Researchers have designed compounds that hit the same key receptor that LSD activates without causing hallucinations, according to an article (“Bespoke library docking for 5-HT2A receptor agonists with antidepressant activity”) in Nature. A single dose produced antidepressant and antianxiety effects in mice that lasted up to two weeks.

The study may offer a way to develop new kinds of antidepressants that are more effective and have fewer side effects than current medications, which don’t work for many patients and must be taken every day. It represents the culmination of half a dozen years of work by a team that began at UC San Francisco (UCSF), UNC-Chapel Hill, and Yale, and later expanded to Duke and Stanford universities.

“There is considerable interest in screening ultralarge chemical libraries for ligand discovery, both empirically and computationally. Efforts have focused on readily synthesizable molecules, inevitably leaving many chemotypes unexplored. Here we investigate structure-based docking of a bespoke virtual library of tetrahydropyridines—a scaffold that is poorly sampled by a general billion-molecule virtual library but is well suited to many aminergic G-protein-coupled receptors,” wrote the investigators.

“Using three inputs, each with diverse available derivatives, a one pot C–H alkenylation, electrocyclization, and reduction provides the tetrahydropyridine core with up to six sites of derivatization. Docking a virtual library of 75 million tetrahydropyridines against a model of the serotonin 5-HT2A receptor (5-HT2AR) led to the synthesis and testing of 17 initial molecules. Four of these molecules had low-micromolar activities against either the 5-HT2A or the 5-HT2B receptors.

“Structure-based optimization led to the 5-HT2AR agonists (R)69 and (R)70, with half-maximal effective concentration values of 41 nM and 110 nM, respectively, and unusual signaling kinetics that differ from psychedelic 5-HT2AR agonists. Cryo-electron microscopy structural analysis confirmed the predicted binding mode to 5-HT2AR. The favorable physical properties of these new agonists conferred high brain permeability, enabling mouse behavioral assays.

No psychedelic activity

“Notably, neither had psychedelic activity, in contrast to classic 5-HT2AR agonists, whereas both had potent antidepressant activity in mouse models and had the same efficacy as antidepressants such as fluoxetine at as low as 1/40th of the dose. Prospects for using bespoke virtual libraries to sample pharmacologically relevant chemical space will be considered.”

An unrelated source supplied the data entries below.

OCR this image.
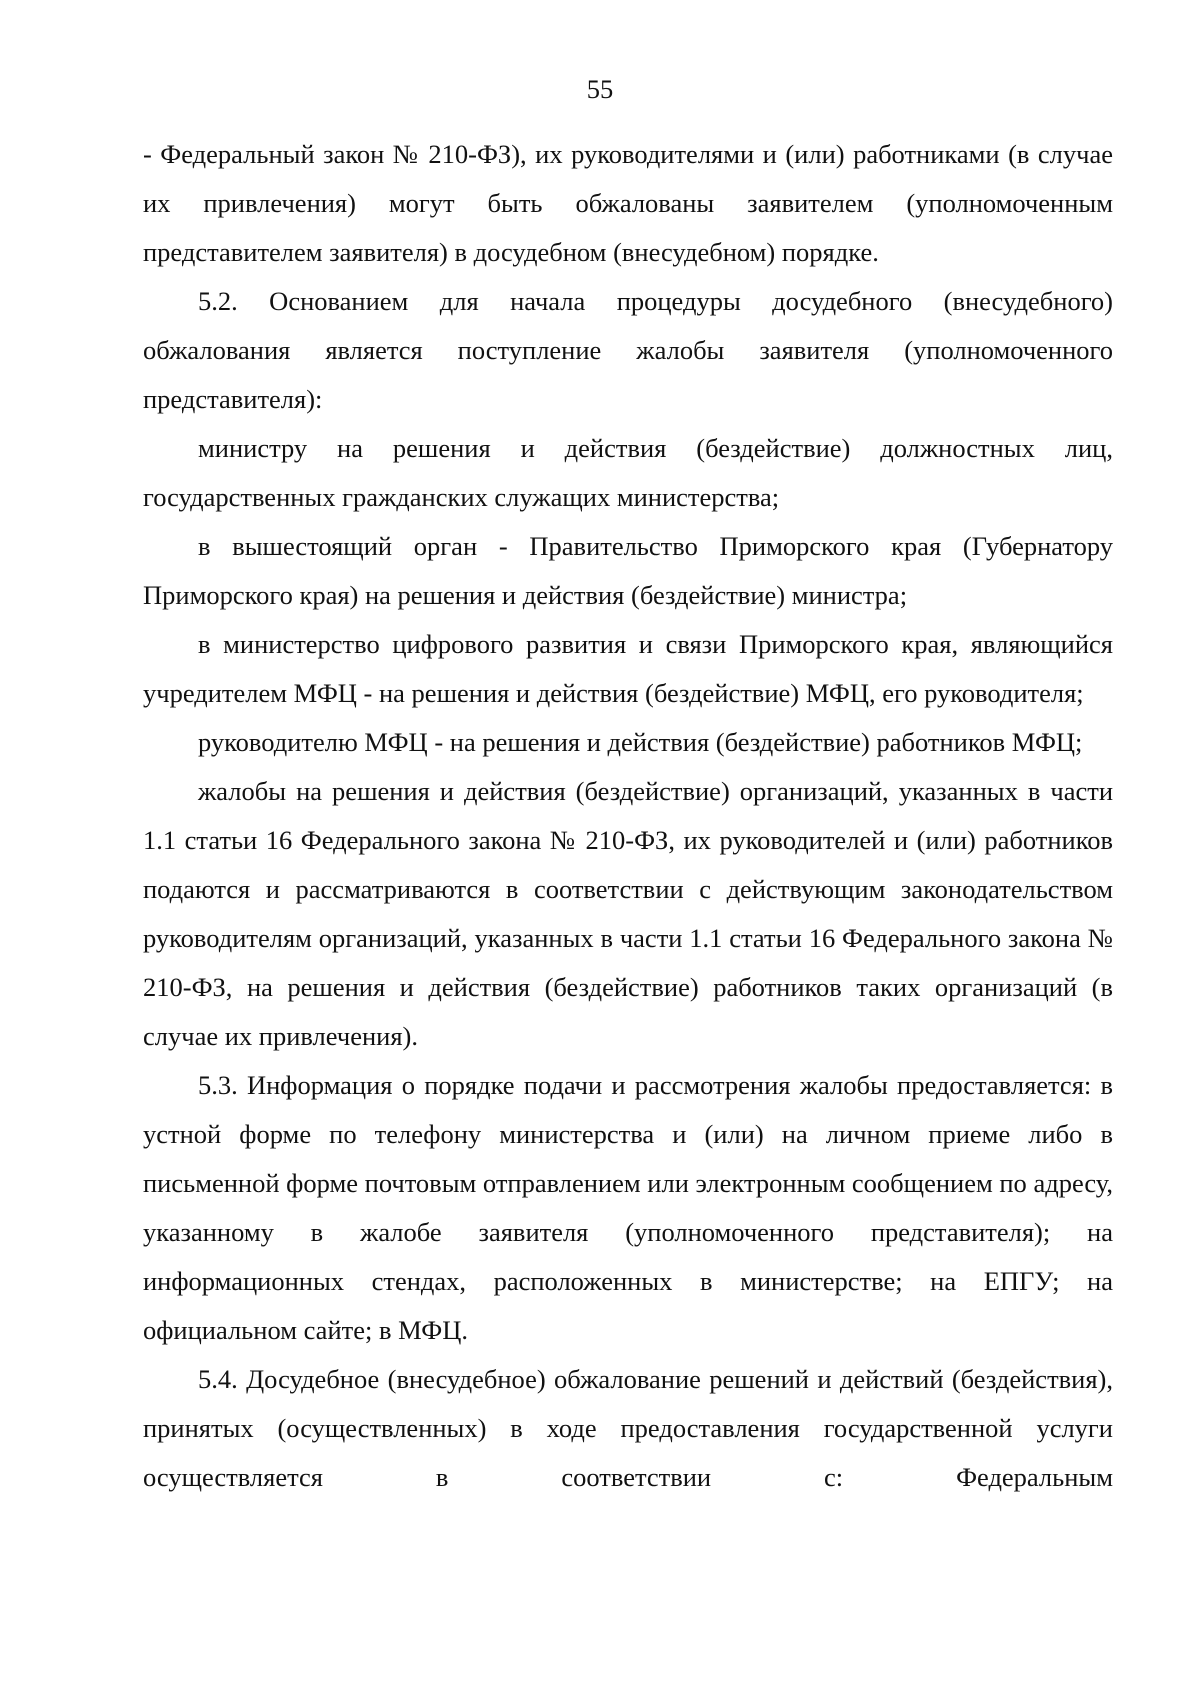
55

- Федеральный закон № 210-ФЗ), их руководителями и (или) работниками (в случае их привлечения) могут быть обжалованы заявителем (уполномоченным представителем заявителя) в досудебном (внесудебном) порядке.

5.2. Основанием для начала процедуры досудебного (внесудебного) обжалования является поступление жалобы заявителя (уполномоченного представителя):

министру на решения и действия (бездействие) должностных лиц, государственных гражданских служащих министерства;

в вышестоящий орган - Правительство Приморского края (Губернатору Приморского края) на решения и действия (бездействие) министра;

в министерство цифрового развития и связи Приморского края, являющийся учредителем МФЦ - на решения и действия (бездействие) МФЦ, его руководителя;

руководителю МФЦ - на решения и действия (бездействие) работников МФЦ;

жалобы на решения и действия (бездействие) организаций, указанных в части 1.1 статьи 16 Федерального закона № 210-ФЗ, их руководителей и (или) работников подаются и рассматриваются в соответствии с действующим законодательством руководителям организаций, указанных в части 1.1 статьи 16 Федерального закона № 210-ФЗ, на решения и действия (бездействие) работников таких организаций (в случае их привлечения).

5.3. Информация о порядке подачи и рассмотрения жалобы предоставляется: в устной форме по телефону министерства и (или) на личном приеме либо в письменной форме почтовым отправлением или электронным сообщением по адресу, указанному в жалобе заявителя (уполномоченного представителя); на информационных стендах, расположенных в министерстве; на ЕПГУ; на официальном сайте; в МФЦ.

5.4. Досудебное (внесудебное) обжалование решений и действий (бездействия), принятых (осуществленных) в ходе предоставления государственной услуги осуществляется в соответствии с: Федеральным
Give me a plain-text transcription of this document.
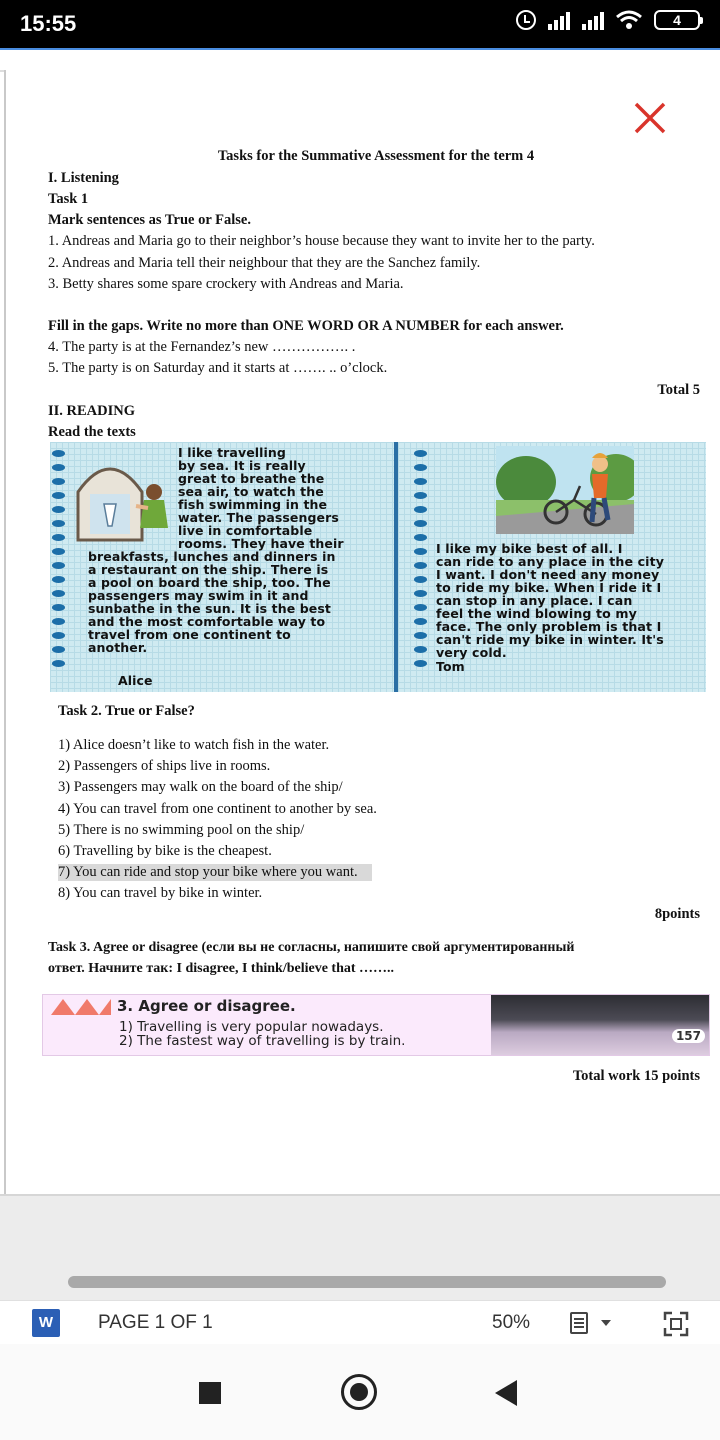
15:55	4
Tasks for the Summative Assessment for the term 4
I. Listening
Task 1
Mark sentences as True or False.
1. Andreas and Maria go to their neighbor’s house because they want to invite her to the party.
2. Andreas and Maria tell their neighbour that they are the Sanchez family.
3. Betty shares some spare crockery with Andreas and Maria.
Fill in the gaps. Write no more than ONE WORD OR A NUMBER for each answer.
4. The party is at the Fernandez’s new ……………. .
5. The party is on Saturday and it starts at ……. .. o’clock.
Total 5
II. READING
Read the texts
I like travelling
by sea. It is really
great to breathe the
sea air, to watch the
fish swimming in the
water. The passengers
live in comfortable
rooms. They have their
breakfasts, lunches and dinners in
a restaurant on the ship. There is
a pool on board the ship, too. The
passengers may swim in it and
sunbathe in the sun. It is the best
and the most comfortable way to
travel from one continent to
another.
Alice
I like my bike best of all. I
can ride to any place in the city
I want. I don't need any money
to ride my bike. When I ride it I
can stop in any place. I can
feel the wind blowing to my
face. The only problem is that I
can't ride my bike in winter. It's
very cold.
Tom
Task 2. True or False?
1) Alice doesn’t like to watch fish in the water.
2) Passengers of ships live in rooms.
3) Passengers may walk on the board of the ship/
4) You can travel from one continent to another by sea.
5) There is no swimming pool on the ship/
6) Travelling by bike is the cheapest.
7) You can ride and stop your bike where you want.
8) You can travel by bike in winter.
8points
Task 3. Agree or disagree (если вы не согласны, напишите свой аргументированный
ответ. Начните так: I disagree, I think/believe that ……..
3. Agree or disagree.
1) Travelling is very popular nowadays.
2) The fastest way of travelling is by train.	157
Total work 15 points
W	PAGE 1 OF 1	50%
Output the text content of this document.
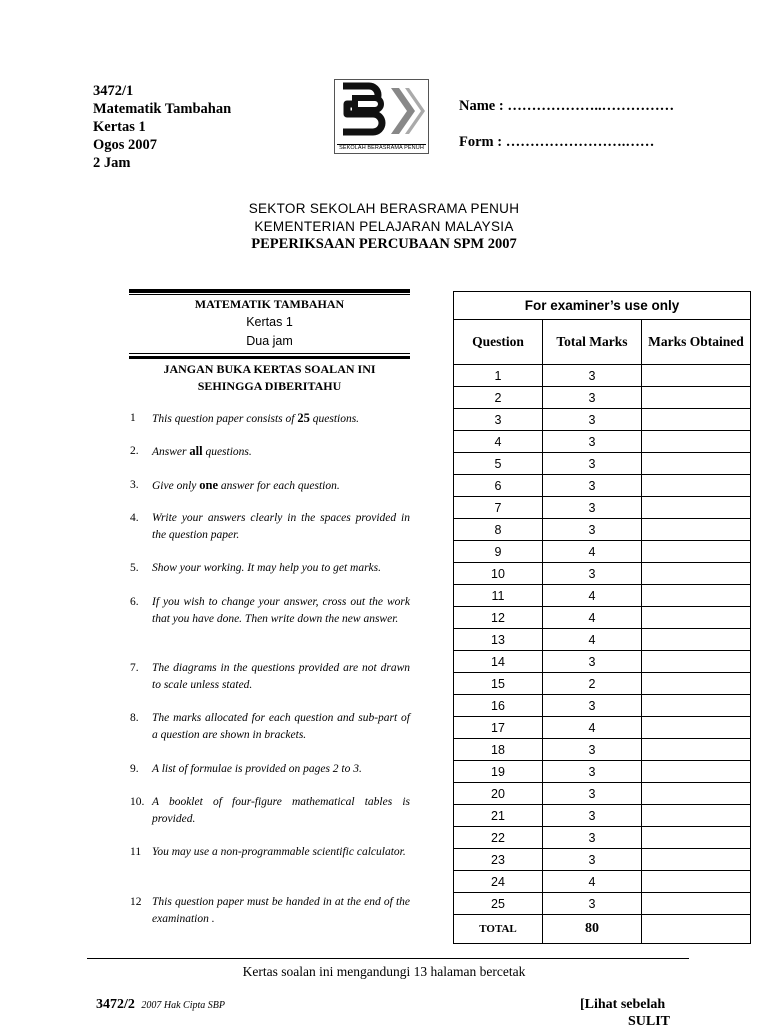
3472/1
Matematik Tambahan
Kertas 1
Ogos 2007
2 Jam
SEKOLAH BERASRAMA PENUH
Name : ………………..……………
Form : …………………….……
SEKTOR SEKOLAH BERASRAMA PENUH
KEMENTERIAN PELAJARAN MALAYSIA
PEPERIKSAAN PERCUBAAN SPM 2007
MATEMATIK TAMBAHAN
Kertas 1
Dua jam
JANGAN BUKA KERTAS SOALAN INI
SEHINGGA DIBERITAHU
1	This question paper consists of 25 questions.
2.	Answer all questions.
3.	Give only one answer for each question.
4.	Write your answers clearly in the spaces provided in the question paper.
5.	Show your working. It may help you to get marks.
6.	If you wish to change your answer, cross out the work that you have done. Then write down the new answer.
7.	The diagrams in the questions provided are not drawn to scale unless stated.
8.	The marks allocated for each question and sub-part of a question are shown in brackets.
9.	A list of formulae is provided on pages 2 to 3.
10. A booklet of four-figure mathematical tables is provided.
11 You may use a non-programmable scientific calculator.
12 This question paper must be handed in at the end of the examination .
For examiner’s use only		
Question	Total Marks	Marks Obtained
1	3	
2	3	
3	3	
4	3	
5	3	
6	3	
7	3	
8	3	
9	4	
10	3	
11	4	
12	4	
13	4	
14	3	
15	2	
16	3	
17	4	
18	3	
19	3	
20	3	
21	3	
22	3	
23	3	
24	4	
25	3	
TOTAL	80	
Kertas soalan ini mengandungi 13 halaman bercetak
3472/2 2007 Hak Cipta SBP	[Lihat sebelah
SULIT
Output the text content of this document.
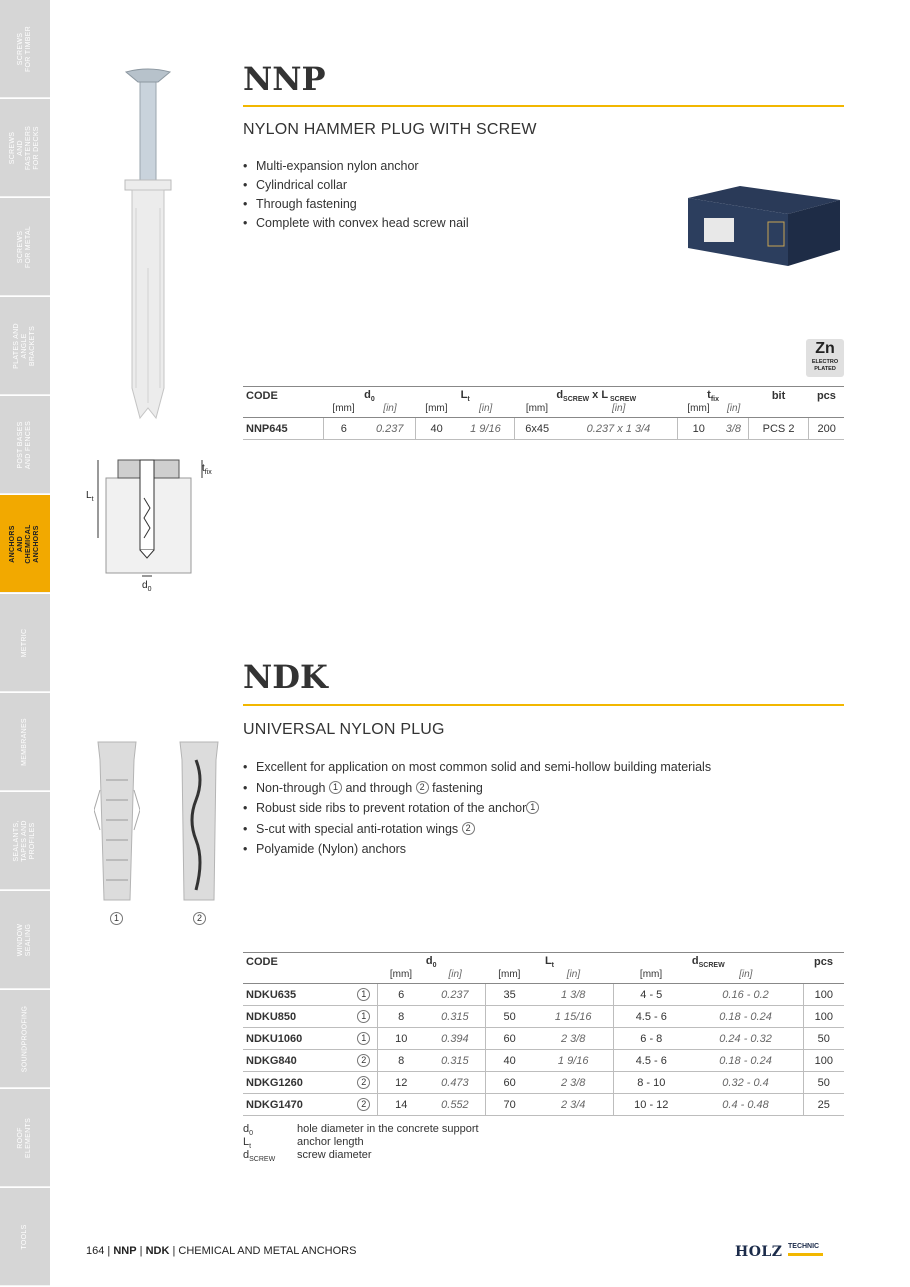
SCREWS FOR TIMBER
SCREWS AND FASTENERS FOR DECKS
SCREWS FOR METAL
PLATES AND ANGLE BRACKETS
POST BASES AND FENCES
ANCHORS AND CHEMICAL ANCHORS
METRIC
MEMBRANES
SEALANTS, TAPES AND PROFILES
WINDOW SEALING
SOUNDPROOFING
ROOF ELEMENTS
TOOLS
$t_{fix}$
$L_t$
$d_0$
NNP
NYLON HAMMER PLUG WITH SCREW
• Multi-expansion nylon anchor
• Cylindrical collar
• Through fastening
• Complete with convex head screw nail
Zn
ELECTRO
PLATED
CODE	$d_0$		$L_t$		$d_{SCREW}$ x L $_{SCREW}$		$t_{fix}$		bit	pcs
	[mm]	[in]	[mm]	[in]	[mm]	[in]	[mm]	[in]		
NNP645	6	0.237	40	1 9/16	6x45	0.237 x 1 3/4	10	3/8	PCS 2	200
1	2
NDK
UNIVERSAL NYLON PLUG
• Excellent for application on most common solid and semi-hollow building materials
• Non-through 1 and through 2 fastening
• Robust side ribs to prevent rotation of the anchor 1
• S-cut with special anti-rotation wings 2
• Polyamide (Nylon) anchors
CODE		$d_0$		$L_t$		$d_{SCREW}$		pcs
		[mm]	[in]	[mm]	[in]	[mm]	[in]	
NDKU635	1	6	0.237	35	1 3/8	4 - 5	0.16 - 0.2	100
NDKU850	1	8	0.315	50	1 15/16	4.5 - 6	0.18 - 0.24	100
NDKU1060	1	10	0.394	60	2 3/8	6 - 8	0.24 - 0.32	50
NDKG840	2	8	0.315	40	1 9/16	4.5 - 6	0.18 - 0.24	100
NDKG1260	2	12	0.473	60	2 3/8	8 - 10	0.32 - 0.4	50
NDKG1470	2	14	0.552	70	2 3/4	10 - 12	0.4 - 0.48	25
$d_0$	hole diameter in the concrete support
$L_t$	anchor length
$d_{SCREW}$	screw diameter
164 | NNP | NDK | CHEMICAL AND METAL ANCHORS	HOLZ TECHNIC
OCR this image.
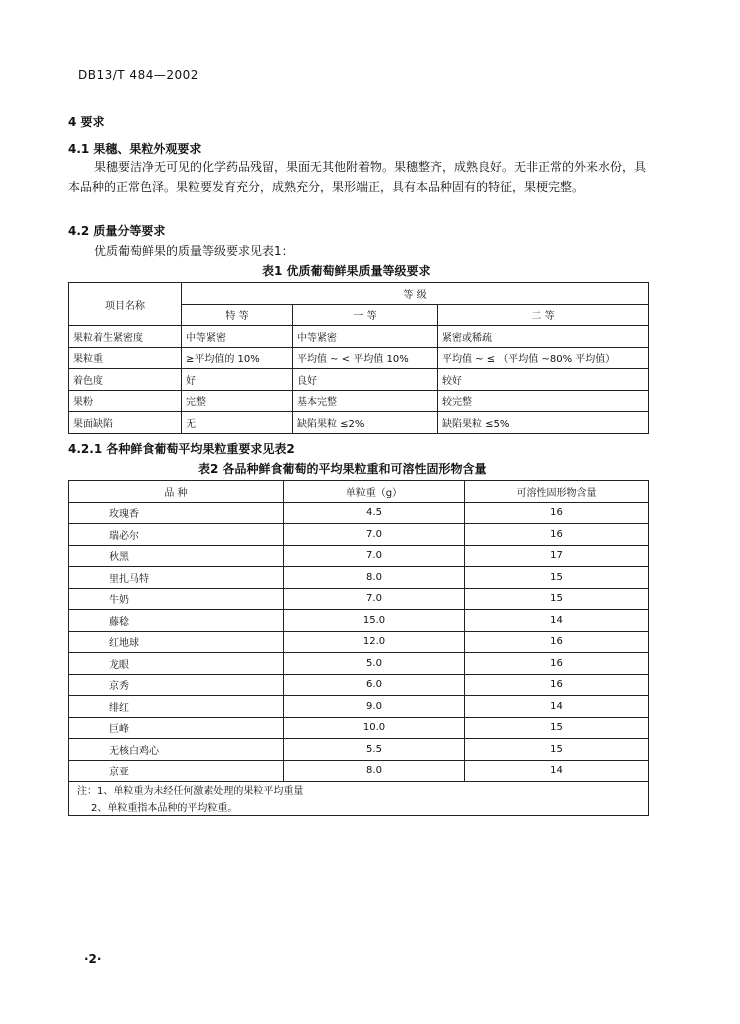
DB13/T 484—2002
4 要求
4.1 果穗、果粒外观要求
果穗要洁净无可见的化学药品残留，果面无其他附着物。果穗整齐，成熟良好。无非正常的外来水份，具本品种的正常色泽。果粒要发育充分，成熟充分，果形端正，具有本品种固有的特征，果梗完整。
4.2 质量分等要求
优质葡萄鲜果的质量等级要求见表1：
表1 优质葡萄鲜果质量等级要求
项目名称	等 级		
	特 等	一 等	二 等
果粒着生紧密度	中等紧密	中等紧密	紧密或稀疏
果粒重	≥平均值的 10%	平均值 ~ < 平均值 10%	平均值 ~ ≤ （平均值 ~80% 平均值）
着色度	好	良好	较好
果粉	完整	基本完整	较完整
果面缺陷	无	缺陷果粒 ≤2%	缺陷果粒 ≤5%
4.2.1 各种鲜食葡萄平均果粒重要求见表2
表2 各品种鲜食葡萄的平均果粒重和可溶性固形物含量
品 种	单粒重（g）	可溶性固形物含量
玫瑰香	4.5	16
瑞必尔	7.0	16
秋黑	7.0	17
里扎马特	8.0	15
牛奶	7.0	15
藤稔	15.0	14
红地球	12.0	16
龙眼	5.0	16
京秀	6.0	16
绯红	9.0	14
巨峰	10.0	15
无核白鸡心	5.5	15
京亚	8.0	14
注：1、单粒重为未经任何激素处理的果粒平均重量
2、单粒重指本品种的平均粒重。
·2·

The compounds were designed to fit into the 5HT2a receptor, which is the main target of psychedelics like LSD and psilocybin mushrooms. The receptor is also activated by serotonin, a naturally occurring hormone that regulates mood, cognition, and many other functions in the body. The 5HT2a receptor is thought to play a role in schizophrenia and other psychotic disorders, as well as anxiety and depression, and a host of antipsychotic and antidepressant drugs block its activity. The new molecules activate it, but in a different way than psychedelics.

Recent studies have found that when given in combination with psychotherapy, one or two high doses of psychedelics like psilocybin and MDMA can have significant long-term effects on depression, anxiety, and PTSD. It’s not known if the trip is essential to the treatment, or if drugs could be developed that alleviate symptoms without it.

The current study offers the possibility of disentangling these effects. Although it’s been known for several decades that 5HT2a receptors activate different signaling pathways in cells, until now there were no compounds selective enough to see what each pathway did.

The scientific team discovered the receptors could set off two different pathways, a hallucinatory pathway and an antidepressant/antianxiety one. LSD activates the first one more, while the new compounds activate the second one more.

“The receptors are like antennae,” said Brian Shoichet, PhD, professor of pharmaceutical chemistry at the UCSF School of Pharmacy. “They pick up a chemical signal, and downstream a bunch of things get activated in a cell. The final molecules were 100 times more potent than what we started with,” although not nearly as strong as LSD. “In the animals they are potent, much more potent than Prozac,” he added.

The team’s next project will be optimizing the compounds, making them selective enough to be used in clinical trials. The approach has been patented by Yale, UNC-Chapel Hill, and UCSF and licensed to Onsero, a Boston startup.